The WWF steamrolled the old economics of wrestling by relying on then-new technology, such as video, while also creating syndicated programs and annual pay-per-view specials called WrestleMania. Mr. Piper teamed with Paul Orndorff in a tag-team match against Mr. Hogan and Mr. T in the inaugural WrestleMania in 1985. The next year, Mr. Piper boxed Mr. T, and he appeared in several starring and guest roles in the annual show. Such antics, even as a bad-guy loser, made the Canadian world famous.
He continued wrestling on an irregular basis, more recently on independent circuits. He became a entrepreneur in Portland, where he co-owned a wrestling promotion company, lent his name to a bubblegum-flavoured soft drink called Rowdy Roddy and owned small businesses such as Piper's Pit Stop Transmission Center.

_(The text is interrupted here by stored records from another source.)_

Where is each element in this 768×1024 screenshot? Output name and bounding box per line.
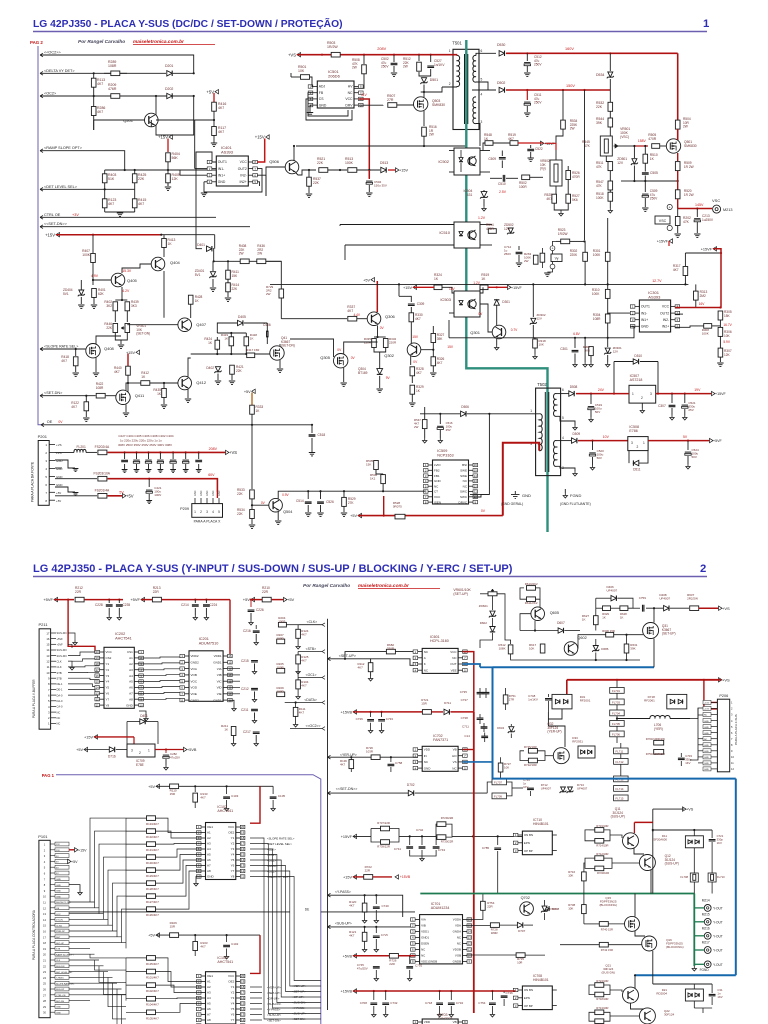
svg-text:C737: C737 xyxy=(461,698,469,702)
svg-text:ADUM7510: ADUM7510 xyxy=(199,641,219,645)
svg-text:VIB: VIB xyxy=(217,673,222,677)
wire q412 coll xyxy=(190,304,192,376)
capacitor C521 xyxy=(684,394,686,403)
svg-text:1u250V: 1u250V xyxy=(702,218,714,222)
svg-text:4K7: 4K7 xyxy=(415,317,421,321)
svg-text:A5: A5 xyxy=(129,680,133,684)
svg-text:(SET-UP): (SET-UP) xyxy=(453,592,468,596)
svg-text:OUT1: OUT1 xyxy=(218,160,227,164)
svg-text:16V: 16V xyxy=(699,302,706,306)
svg-text:GND: GND xyxy=(194,490,197,496)
resistor R722c xyxy=(364,875,373,880)
svg-text:M215: M215 xyxy=(702,913,710,917)
svg-text:14: 14 xyxy=(241,858,245,862)
wire +VS q31 xyxy=(699,607,721,609)
svg-text:16: 16 xyxy=(46,637,50,641)
svg-text:+15V: +15V xyxy=(255,135,265,140)
svg-text:A8: A8 xyxy=(207,869,211,873)
wire ic509 gnd xyxy=(420,481,428,505)
svg-text:C105: C105 xyxy=(278,794,286,798)
svg-text:VDD1: VDD1 xyxy=(421,930,429,934)
svg-text:<SUS-UP>: <SUS-UP> xyxy=(335,922,352,926)
svg-text:4K7: 4K7 xyxy=(114,370,120,374)
diode D501 zener xyxy=(419,72,424,76)
resistor R738 xyxy=(582,905,587,914)
node <RAMP SLOPE OPT> xyxy=(40,149,43,153)
svg-text:C214: C214 xyxy=(181,603,189,607)
wire ic601 out blue xyxy=(463,664,493,668)
svg-text:4K7: 4K7 xyxy=(218,130,224,134)
fuse FL711b xyxy=(614,748,629,754)
wire ic709 out xyxy=(155,749,186,751)
svg-text:LVIO: LVIO xyxy=(434,463,441,467)
svg-text:100R: 100R xyxy=(519,185,527,189)
fuse FL705 xyxy=(610,721,625,727)
svg-text:R104/4K7: R104/4K7 xyxy=(146,1003,159,1007)
svg-text:VCC: VCC xyxy=(662,305,670,309)
svg-text:+5V: +5V xyxy=(56,491,61,495)
wire +5V red xyxy=(108,495,125,497)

In 1992, his pop love song, I'm Your Man, was released in the United Kingdom, as was an accompanying video. He also appeared in Ms. Lauper's music videos.
Mr. Piper suffered untold concussions in his time in the ring, as well as a dizzying array of lesser injuries. He claimed to have been stabbed three times by angry wrestling fans over the years, and made it a habit to sit in public with his back to the wall.
In 1991, he joined Mr. Hogan and three other pro wrestlers in telling a U.S. federal jury they had purchased anabolic steroids from a Pennsylvania doctor, who was subsequently convicted. The wrestlers were not charged because using the muscle-building drugs was not a crime at the time they admitted receiving the drugs.
In 2006, Mr. Piper was in hospital to be treated for a bone chip in his hip when a doctor spotted a swollen lymph gland. He was diagnosed with lymphoma and underwent chemotherapy. "It seems like I have been fighting someone, something, someplace, in some manner, my whole life," he said at the time. "But this fight is one I am gonna win!"
Mr. Piper leaves his wife, Kitty (née Dittrich), a pint-sized former waitress whom he called the only person he ever feared. He also leaves three daughters and a son, and extended family, including his mother, Eileen Toombs.
"He was Roddy Piper inside the ring," she said a few days after his death, "but outside the ring he was Rod Toombs, a lovely boy."